Tuesday, April 24, 2018

Lake Elementaita

15 March 2016 by The Great Rift Valley 13837 Views

Lake Elmenteita is derived from the Masaai word muteita, meaning “dust place”, a reference to the dryness and dustyness of the area, especially between January and March. The lake is normally very shallow (1 m deep) and bordered by trona-encrusted mudflats during the dry seasons. During the late Pleistocene and early Holocene, Lake Elmenteita was at times united with an expanded Lake Nakuru, forming a much larger dilute lake. Remnants of the former joined lake are preserved as sediments at various locations around the lake basins, including former shorelines.

Lake Elmenteita is between Lake Naivasha and Lake Nakuru. The major Nairobi-Nakuru highway.Today the lake is a protected area due to its birdlife fame and also it has been named as one of the heritage sites together with the Lake Nakuru and Lake Bogoria by UNESCO.

At the southern end of the lake are the “Kekopey” hot springs, in which the Tilapia grahami breed, very popular for bathing. The reed beds nearby are fishing grounds for night herons and pelicans
The Lake Elmenteita area saw its first white settlement when Lord Delamere (1879-1931) established Soysambu, a 48,000-acre (190 km2) ranch, on the western side of the lake. Delamere gifted the land on the other side of the lake to his brother-in-law, the Honorable Galbraith Lowry Egerton Cole (1881-1929), part of whose “Kekopey Ranch”, where he is buried,is preserved today as the Lake Elementaita Lodge.
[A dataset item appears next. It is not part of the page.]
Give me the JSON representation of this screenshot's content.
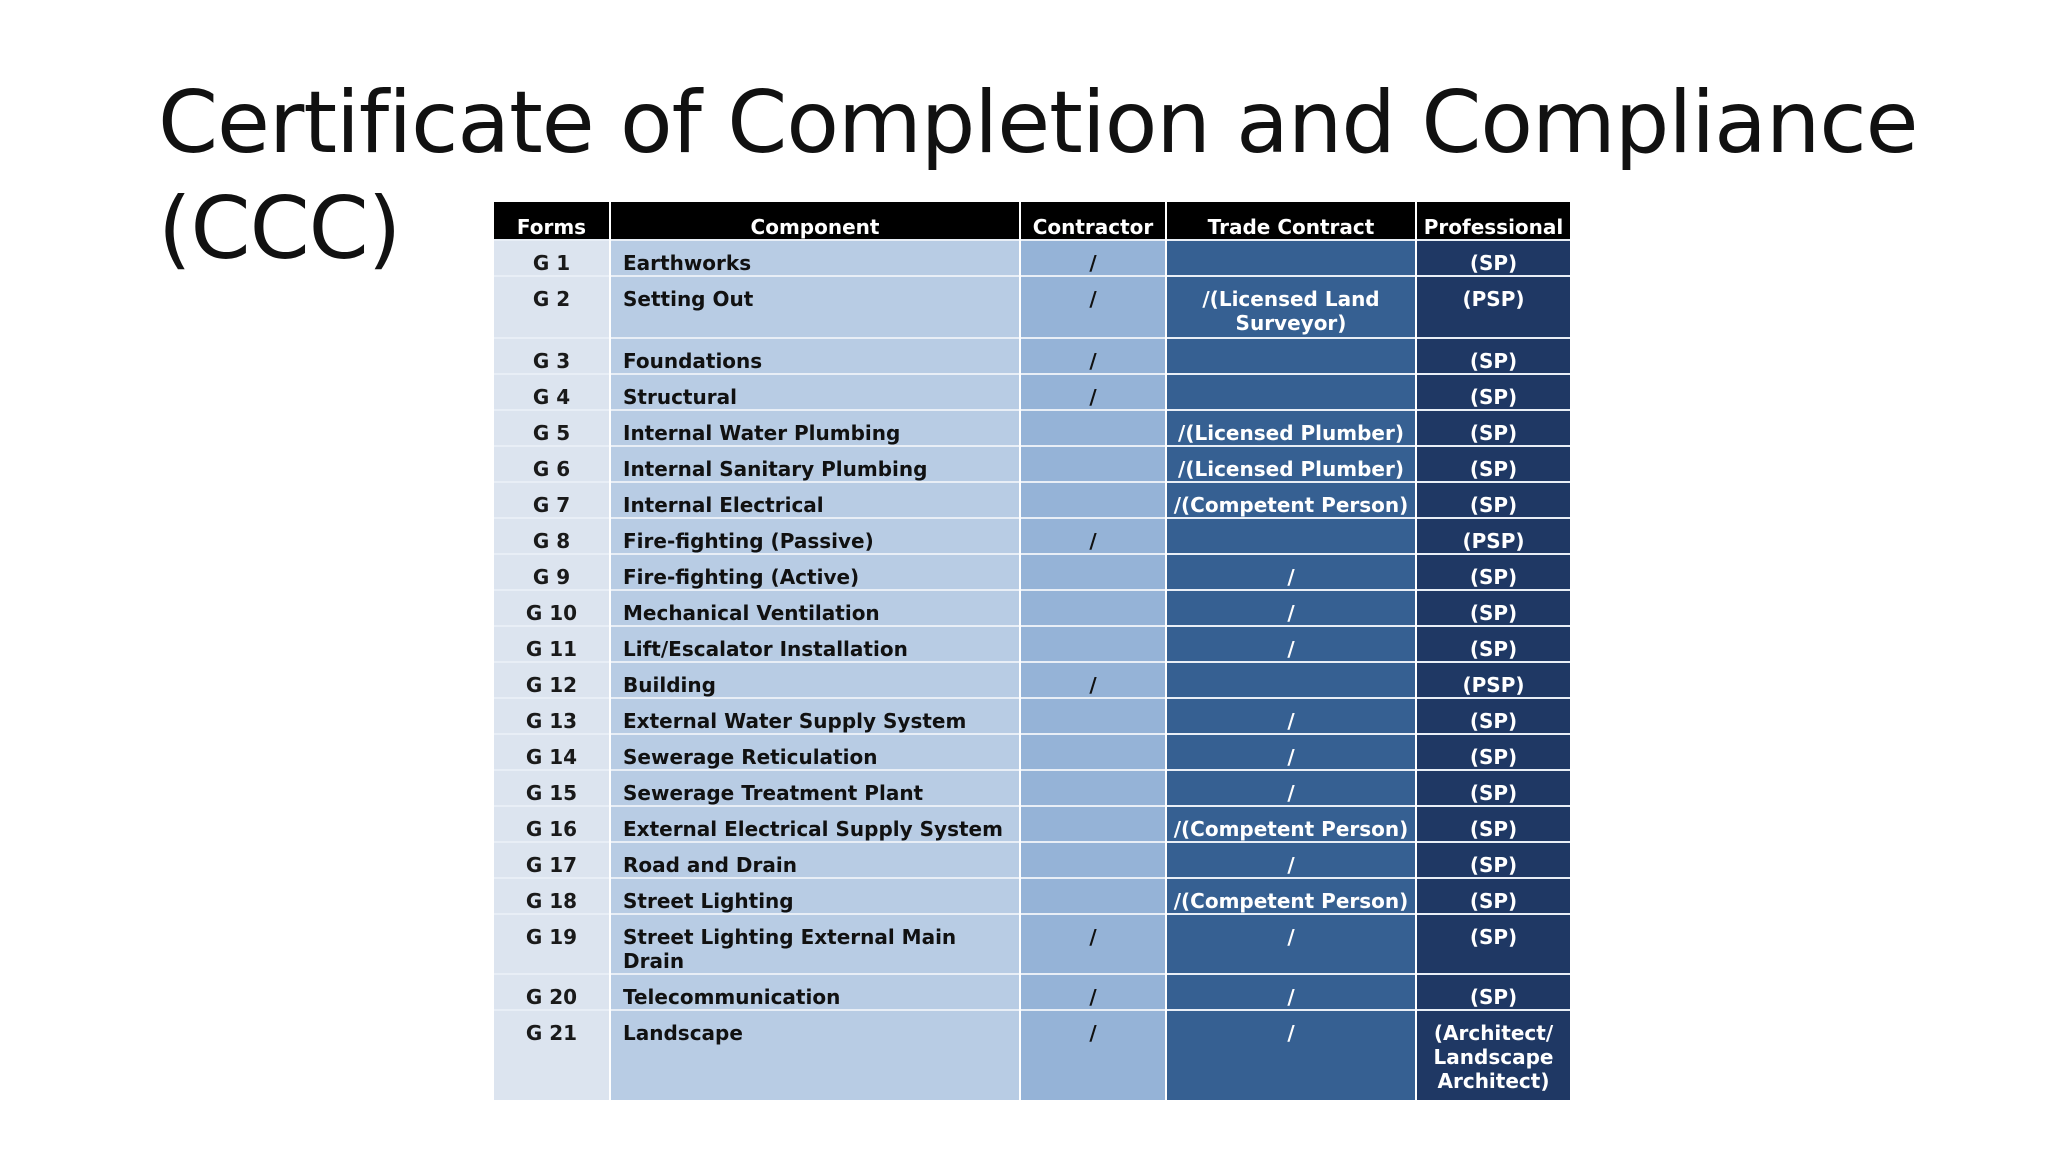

Soysambu ranch is still occupied by Lord Delamere’s descendants. Thomas P. G. Cholmondeley who has been instrumental in setting up the Soysambu conservancy. The conservancy covers 2/3 of the shoreline and is home to over 12000 wild animals. Lake Elmenteita has been a Ramsar site since 2005.Over 400 bird species have been recorded in the Lake Nakuru/Lake Elmenteita basin. Elmenteita attracts visiting flamingoes, both the Greater and Lesser, which feed on the lake’s crustacean and insect larvae and on its suspended blue-green algae, respectively. Tilapia were introduced to the lake from Lake Magadi in 1962 and since that time the flamingo population has dwindled considerably. The tilapia attract many fish-eating birds that also feed upon the flamingo eggs and chicks. The lake’s shores are grazed by Zebra, Gazelle, Eland and families of Warthog.